Get all transitions stored in replay buffer.

Parameters

shuffle (bool, optional) – When True, transitions are shuffled. The default value is False.

Returns

transitions – All transitions stored in this replay buffer.

Return type

dict of numpy.ndarray

get_buffer_size(self)size_t

Get buffer size

Returns

buffer size

Return type

size_t

get_next_index(self)size_t

Get the next index to store

Returns

the next index to store

Return type

size_t

get_stored_size(self)size_t

Get stored size

Returns

stored size

Return type

size_t

is_Nstep(self)bool

Get whether use Nstep or not

Returns

use_nstep

Return type

bool

on_episode_end(self)void

Call on episode end

Finalize the current episode by moving remaining Nstep buffer transitions, evacuating overlapped data for memory compression features, and resetting episode length.

Notes

Calling this function at episode end is the user responsibility, since episode exploration can be terminated at certain length even though any done flags from environment is not set.

sample(self, batch_size)

Sample the stored transitions randomly with speciped size

This method can be called from a single learner process.

Parameters

batch_size (int) – sampled batch size

Returns

sample – Batch size of sampled transitions, which might contains the same transition multiple times.

Return type

dict of ndarray

__init__()

Initialize ReplayBuffer

Parameters
  • size (int) – buffer size

  • env_dict (dict of dict, optional) – dictionary specifying environments. The keies of env_dict become environment names. The values of env_dict, which are also dict, defines “shape” (default 1) and “dtypes” (fallback to default_dtype)

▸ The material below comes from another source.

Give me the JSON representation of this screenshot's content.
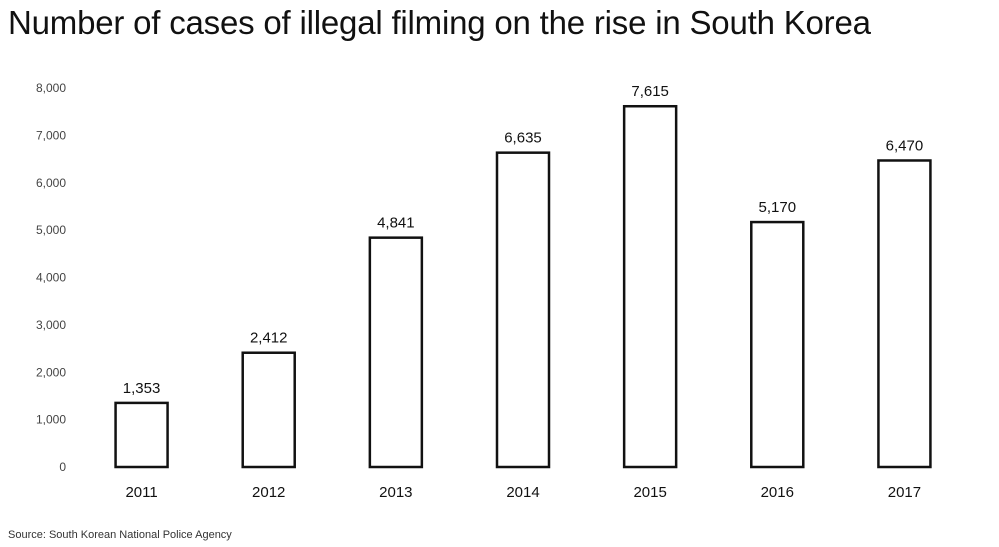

  • default_dtype (numpy.dtype, optional) – fallback dtype for not specified in env_dict. default is numpy.single

_encode_sample(self, idx)
add(self, **kwargs)

Add transition(s) into replay buffer.

Multple sets of transitions can be added simultaneously. This method can be called from multiple explorer processes without manual lock.

Parameters

**kwargs (array like or float or int) – Transitions to be stored.

Returns

The first index of stored position. If all transitions are stored into NstepBuffer and no transtions are stored into the main buffer, None is returned.

Return type

int or None

Raises

KeyError – If any values defined at constructor are missing.

Warning

All values must be passed by key-value style (keyword arguments). It is user responsibility that all the values have the same step-size.

clear(self)void

Clear replay buffer.

Set index and stored_size to 0.

Example

>>> rb = ReplayBuffer(5,{"done",{}})
>>> rb.add(1)
>>> rb.get_stored_size()
1
>>> rb.get_next_index()
1
>>> rb.clear()
>>> rb.get_stored_size()
0
>>> rb.get_next_index()
0
get_all_transitions(self, bool shuffle: bool = False)

Get all transitions stored in replay buffer.

Parameters

shuffle (bool, optional) – When True, transitions are shuffled. The default value is False.

Returns

transitions – All transitions stored in this replay buffer.

Return type

dict of numpy.ndarray

get_buffer_size(self)size_t

Get buffer size

Returns

buffer size

Return type

size_t

get_next_index(self)size_t

Get the next index to store

Returns

the next index to store

Return type

size_t

get_stored_size(self)size_t

Get stored size

Returns

stored size

Return type

size_t

is_Nstep(self)bool

Get whether use Nstep or not

Returns

use_nstep

Return type

bool

on_episode_end(self)void

Call on episode end

Finalize the current episode by moving remaining Nstep buffer transitions, evacuating overlapped data for memory compression features, and resetting episode length.

Notes

Calling this function at episode end is the user responsibility, since episode exploration can be terminated at certain length even though any done flags from environment is not set.

sample(self, batch_size)

Sample the stored transitions randomly with speciped size

This method can be called from a single learner process.

Parameters

batch_size (int) – sampled batch size

Returns

sample – Batch size of sampled transitions, which might contains the same transition multiple times.

Return type

dict of ndarray